According to some, Young Slo-Be had two major influences. One is Bris, the Sacramento rapper. The other is Drakeo The Ruler, the figurehead of Los Angeles' new rap. When noticing such similarities, though, no-one anticipated that these three guys would share a common fate. Bris, indeed, was shot down in 2020. One year later, Drakeo was stabbed to death. And eventually, in 2022, at 29, Young Slo-Be was murdered as well. Such has started the new decade in California: with the murder of its most promising rappers.
This is all the most striking, that death stroke Young Slo-Be at the top of his game. Over the prior years, the Stockton man recorded some remarkable albums, like the Slo-Be Bryant series, and Red Mamba. But the ultimate one, he released just a few months before dying, is particularly strong.

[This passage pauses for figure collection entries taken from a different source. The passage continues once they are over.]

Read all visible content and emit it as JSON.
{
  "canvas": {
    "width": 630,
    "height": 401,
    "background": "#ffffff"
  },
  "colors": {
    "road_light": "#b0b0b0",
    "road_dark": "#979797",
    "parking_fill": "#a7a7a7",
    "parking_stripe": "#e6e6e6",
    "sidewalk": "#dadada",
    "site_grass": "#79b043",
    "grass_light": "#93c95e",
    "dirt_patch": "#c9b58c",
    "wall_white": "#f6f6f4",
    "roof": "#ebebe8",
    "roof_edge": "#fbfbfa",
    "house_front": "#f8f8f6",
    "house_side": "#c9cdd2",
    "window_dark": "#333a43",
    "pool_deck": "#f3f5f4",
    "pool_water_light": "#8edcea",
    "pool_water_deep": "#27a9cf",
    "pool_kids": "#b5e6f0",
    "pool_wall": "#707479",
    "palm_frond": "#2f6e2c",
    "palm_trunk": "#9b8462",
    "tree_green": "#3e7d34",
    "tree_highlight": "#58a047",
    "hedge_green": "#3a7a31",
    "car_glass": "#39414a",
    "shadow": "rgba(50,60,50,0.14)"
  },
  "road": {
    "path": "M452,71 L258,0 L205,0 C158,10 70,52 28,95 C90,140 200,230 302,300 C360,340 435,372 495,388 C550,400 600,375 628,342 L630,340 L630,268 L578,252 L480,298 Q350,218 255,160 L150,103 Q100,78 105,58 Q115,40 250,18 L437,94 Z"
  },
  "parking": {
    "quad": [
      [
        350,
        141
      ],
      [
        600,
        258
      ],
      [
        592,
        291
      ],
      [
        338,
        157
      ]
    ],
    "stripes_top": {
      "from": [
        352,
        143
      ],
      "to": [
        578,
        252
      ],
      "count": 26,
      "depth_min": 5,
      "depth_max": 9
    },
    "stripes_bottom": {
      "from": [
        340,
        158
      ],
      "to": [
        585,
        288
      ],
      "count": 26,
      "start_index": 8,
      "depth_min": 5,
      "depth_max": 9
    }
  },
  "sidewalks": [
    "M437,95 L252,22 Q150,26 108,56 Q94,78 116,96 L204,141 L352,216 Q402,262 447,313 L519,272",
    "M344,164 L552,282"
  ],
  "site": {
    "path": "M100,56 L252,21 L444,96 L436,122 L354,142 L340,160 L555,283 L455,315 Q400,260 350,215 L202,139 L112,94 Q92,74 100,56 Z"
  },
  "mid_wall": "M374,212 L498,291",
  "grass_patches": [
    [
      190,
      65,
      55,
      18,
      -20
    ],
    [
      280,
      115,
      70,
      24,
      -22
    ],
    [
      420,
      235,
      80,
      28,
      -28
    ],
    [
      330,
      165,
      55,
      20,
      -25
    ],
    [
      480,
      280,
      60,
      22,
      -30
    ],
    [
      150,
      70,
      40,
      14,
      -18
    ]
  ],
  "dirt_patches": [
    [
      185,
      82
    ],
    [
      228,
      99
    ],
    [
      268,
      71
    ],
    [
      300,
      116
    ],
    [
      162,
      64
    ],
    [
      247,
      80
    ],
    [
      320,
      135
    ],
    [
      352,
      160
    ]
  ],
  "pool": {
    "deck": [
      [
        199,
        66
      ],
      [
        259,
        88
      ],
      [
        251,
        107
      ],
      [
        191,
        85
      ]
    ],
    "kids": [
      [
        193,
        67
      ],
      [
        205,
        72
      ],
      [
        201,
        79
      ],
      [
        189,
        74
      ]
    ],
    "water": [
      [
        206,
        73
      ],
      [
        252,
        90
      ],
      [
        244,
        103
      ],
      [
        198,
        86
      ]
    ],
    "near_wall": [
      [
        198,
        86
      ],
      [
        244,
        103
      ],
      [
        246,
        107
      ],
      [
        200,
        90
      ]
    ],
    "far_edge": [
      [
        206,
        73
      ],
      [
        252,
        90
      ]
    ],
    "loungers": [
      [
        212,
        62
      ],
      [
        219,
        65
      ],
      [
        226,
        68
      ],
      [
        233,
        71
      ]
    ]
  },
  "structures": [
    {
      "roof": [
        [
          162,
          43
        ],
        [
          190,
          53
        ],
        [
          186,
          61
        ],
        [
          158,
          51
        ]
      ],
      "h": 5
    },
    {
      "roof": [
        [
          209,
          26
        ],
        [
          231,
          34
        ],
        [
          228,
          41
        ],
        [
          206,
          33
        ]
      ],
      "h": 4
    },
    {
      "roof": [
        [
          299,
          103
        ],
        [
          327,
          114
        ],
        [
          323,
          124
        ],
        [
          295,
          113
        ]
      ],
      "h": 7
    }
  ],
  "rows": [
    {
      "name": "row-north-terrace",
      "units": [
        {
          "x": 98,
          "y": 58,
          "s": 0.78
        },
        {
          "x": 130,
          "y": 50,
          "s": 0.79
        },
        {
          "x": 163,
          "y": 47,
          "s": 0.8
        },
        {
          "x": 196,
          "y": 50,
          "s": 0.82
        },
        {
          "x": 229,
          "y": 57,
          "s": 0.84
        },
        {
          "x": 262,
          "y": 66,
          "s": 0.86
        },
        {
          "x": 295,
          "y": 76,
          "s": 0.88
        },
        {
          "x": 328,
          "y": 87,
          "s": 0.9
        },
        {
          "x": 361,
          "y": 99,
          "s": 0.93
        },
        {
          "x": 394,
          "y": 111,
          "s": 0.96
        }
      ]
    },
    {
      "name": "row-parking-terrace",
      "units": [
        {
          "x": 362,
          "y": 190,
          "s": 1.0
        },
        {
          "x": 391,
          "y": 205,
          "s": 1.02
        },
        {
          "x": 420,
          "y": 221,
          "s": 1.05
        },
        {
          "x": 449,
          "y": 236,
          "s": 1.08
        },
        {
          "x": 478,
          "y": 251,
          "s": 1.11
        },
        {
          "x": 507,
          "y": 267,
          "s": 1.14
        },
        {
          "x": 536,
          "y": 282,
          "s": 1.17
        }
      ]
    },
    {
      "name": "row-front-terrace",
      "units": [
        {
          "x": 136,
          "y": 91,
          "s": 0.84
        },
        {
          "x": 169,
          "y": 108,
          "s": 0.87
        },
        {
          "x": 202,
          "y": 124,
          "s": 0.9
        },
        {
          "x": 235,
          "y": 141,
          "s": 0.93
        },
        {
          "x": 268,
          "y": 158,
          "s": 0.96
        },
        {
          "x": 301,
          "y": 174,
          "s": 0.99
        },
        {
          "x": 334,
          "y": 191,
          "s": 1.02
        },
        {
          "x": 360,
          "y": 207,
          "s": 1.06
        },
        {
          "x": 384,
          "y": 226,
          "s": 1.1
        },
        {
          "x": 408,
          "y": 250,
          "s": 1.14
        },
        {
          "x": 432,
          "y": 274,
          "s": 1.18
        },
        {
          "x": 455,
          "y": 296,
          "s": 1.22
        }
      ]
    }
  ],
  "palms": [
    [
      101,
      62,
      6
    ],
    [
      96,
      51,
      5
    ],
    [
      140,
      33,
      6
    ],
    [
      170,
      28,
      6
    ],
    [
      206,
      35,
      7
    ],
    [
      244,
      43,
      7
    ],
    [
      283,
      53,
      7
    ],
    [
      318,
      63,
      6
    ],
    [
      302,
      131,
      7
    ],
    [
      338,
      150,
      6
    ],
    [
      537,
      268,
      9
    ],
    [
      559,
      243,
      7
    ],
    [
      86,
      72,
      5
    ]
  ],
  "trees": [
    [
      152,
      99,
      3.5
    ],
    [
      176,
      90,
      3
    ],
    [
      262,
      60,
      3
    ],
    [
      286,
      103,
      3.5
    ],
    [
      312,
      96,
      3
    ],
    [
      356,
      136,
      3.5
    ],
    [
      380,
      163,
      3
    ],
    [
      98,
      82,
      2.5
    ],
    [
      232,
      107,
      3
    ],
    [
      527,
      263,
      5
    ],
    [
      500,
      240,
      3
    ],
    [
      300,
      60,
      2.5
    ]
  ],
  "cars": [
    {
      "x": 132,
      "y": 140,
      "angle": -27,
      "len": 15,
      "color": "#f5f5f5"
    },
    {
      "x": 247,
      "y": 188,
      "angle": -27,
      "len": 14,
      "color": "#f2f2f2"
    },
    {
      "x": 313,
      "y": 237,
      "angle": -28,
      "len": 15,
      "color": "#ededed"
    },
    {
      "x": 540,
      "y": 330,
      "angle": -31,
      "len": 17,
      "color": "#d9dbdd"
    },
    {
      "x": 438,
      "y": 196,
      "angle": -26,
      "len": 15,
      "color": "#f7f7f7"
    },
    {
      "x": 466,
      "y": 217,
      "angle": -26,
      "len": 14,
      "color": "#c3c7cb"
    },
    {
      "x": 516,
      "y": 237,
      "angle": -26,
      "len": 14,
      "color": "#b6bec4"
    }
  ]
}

Southeast is, like the others, a long dive into the wild streets of Stockton, that the rapper both curses and celebrates. This is some suffocating music, with disturbing details such as ethereal samples, distant bells, and the barks of some dogs – rottweilers, according to "HoodStar". And there, people remain among themselves: this is the NorCal family, with neighbors from the Bay Area (Daboii), Sacramento (Mac J, Bris, Freeway Donny…) and a few pals from the EBK click.
But Young Slo-Be is at his very best. He masters his formula made of pauses, silences, muffled sounds, threatening murmurs, and a few layers of synth ("Thugg Konversation"), organ ("Ricky") and guitar ("Trippin On U"). "Muscle", "Push Thru" and "Hectik" for example, each in its own way, leverage feminine voices that are another trick from the rapper.
Young Slo-Be also appropriates a mainstream hit single, Ginuwine's "Pony", as he'd done it in the past with Mariah Carey's "Circles" with his most famous song, "I Love You".
And of course, there's the ultimate track of this ultimate album. With its unexpectedly joyous sample, "Don't Kome 2 My Funeral" is all the most striking, that it is prophetic. That single, the last one Young Slo-Be shot a video for, anticipates his death. It is a farewell letter, where the rapper talks about his regrets, and that is a tribute to those who really mattered in his life, more particularly his pals the thugs.
With such a song, and this album he dedicated to a world he would never escape – the Nightingale Avenue surroundings, in the southeast of Stockton - Young Slo-Be, and that's some cold comfort, delivered a perfect musical testament.